Era modern membawa dampak signifikan pada perkembangan mental remaja, terutama di Indonesia. Paparan media sosial yang intens menjadi salah satu faktor meningkatnya stres pada kalangan remaja. Mereka menerima banyak informasi tanpa filter, seperti standar kecantikan, gaya hidup, dan ekspektasi sosial yang harus mereka penuhi agar diterima oleh orang lain. Tekanan dari keluarga, pendidikan, dan lingkungan sosial juga menambah beban stres mereka. Akibatnya, self-harm atau tindakan melukai diri sendiri menjadi pilihan bagi sebagian remaja untuk mengatasi konfliks internal yang mereka hadapi.

Bentuk perilaku self-harm dikategorikan ke dalam tiga bentuk berdasarkan tingkat keparahannya, yaitu:

  1. Superficial Self-Mutilation : Jenis ini adalah bentuk perilaku merugikan diri sendiri yang ditandai dengan menyakiti diri sendiri secara sengaja tanpa ada tujuan untuk bunuh diri. Hal ini dilakukan sebagai bentuk coping, masih termasuk bentuk tindakan yang ringan dan intensitasnya jarang. Tindakan yang dilakukan seperti menggaruk, menarik, atau mencabut rambut, memukul diri sendiri, membakar kulit, atau melukai diri dengan benda tajam.
  2. Stereotypic Self-Injury : Jenis ini ditandai dengan menyakiti diri dengan tidak serius karena untuk melepaskan rasa sakit emosional. Termasuk dalam bentuk tindakan dengan tingkat keparahan sedang dan intensitasnya dilakukan berulang. Sering terjadi pada orang yang memiliki autism spectrum disorder, tindakan yang dilakukan seperti membenturkan kepala, menggigit diri sendiri (menggigit jari, bibir, atau anggota tubuh lainnya), menarik atau mencabut rambut, menggaruk.
  3. Major Self-MutilationJenis ini ditandai dengan menyakiti diri sendiri dengan serius, parah, dan berbahaya, serta mengakibatkan kerusakan permanen pada tubuh bahkan dapat mengancam nyawa, termasuk bentuk tindakan dengan tingkat keparahan yang parah. Dilakukan dengan perencanaan dan persiapan tidak seperti stereotypic self-injury. Tindakan yang dilakukan seperti memotong bagian tubuh atau melukai mata.

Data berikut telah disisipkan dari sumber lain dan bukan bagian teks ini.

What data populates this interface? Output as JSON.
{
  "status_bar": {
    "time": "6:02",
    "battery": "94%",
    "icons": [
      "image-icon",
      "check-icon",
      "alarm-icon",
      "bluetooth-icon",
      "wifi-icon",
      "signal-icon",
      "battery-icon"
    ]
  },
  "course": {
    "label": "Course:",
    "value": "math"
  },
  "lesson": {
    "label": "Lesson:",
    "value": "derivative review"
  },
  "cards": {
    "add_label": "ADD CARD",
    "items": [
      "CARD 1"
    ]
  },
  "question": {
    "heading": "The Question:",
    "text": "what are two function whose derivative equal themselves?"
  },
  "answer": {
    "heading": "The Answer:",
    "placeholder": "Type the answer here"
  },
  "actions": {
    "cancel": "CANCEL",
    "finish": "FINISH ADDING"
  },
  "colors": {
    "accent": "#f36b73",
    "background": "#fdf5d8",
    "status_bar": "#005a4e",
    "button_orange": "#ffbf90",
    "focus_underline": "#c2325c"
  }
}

Coping strategies yang dapat dilakukan untuk mengurangi dan menghilangkan tindakan self-harm, di antaranya :

  1. Lakukan aktivitas fisik, seperti berolahraga, yoga.
  2. Lakukan mindfulness activities, seperti meditasi, relaksasi otot, latihan pernapasan.
  3. Lakukan aktivitas yang disukai atau hobi, seperti menulis, mendengarkan, atau bermain musik, serta menggambar.
  4. Ganti tindakan self-harm, seperti memukul bantal
  5. Cari bantuan orang lain agar dapat mengalihkan pikiran dari self-harm.

Kesimpulan yang dapat diambil adalah meningkatnya kasus self-harm pada remaja harus menjadi perhatian serius bagi semua pihak. Pencegahan dan penyembuhan harus dilakukan secara komprehensif, dengan melibatkan semua aspek dalam lingkungan sosial. Self-harm dapat berkembang menjadi isu yang serius, bahkan berujung pada bunuh diri. Mari ciptakan lingkungan yang aman dan suportif bagi semua orang, terutama bagi mereka yang sedang berjuang melawan self-harm.

Referensi :

  • Ivana, R. H. (2023). Dinamika Self Harm menjadi Trend Kalangan Remaja, Ada Apa?
  • Syahrani, M. (2022). Self Harm di Kalangan Remaja Indonesia.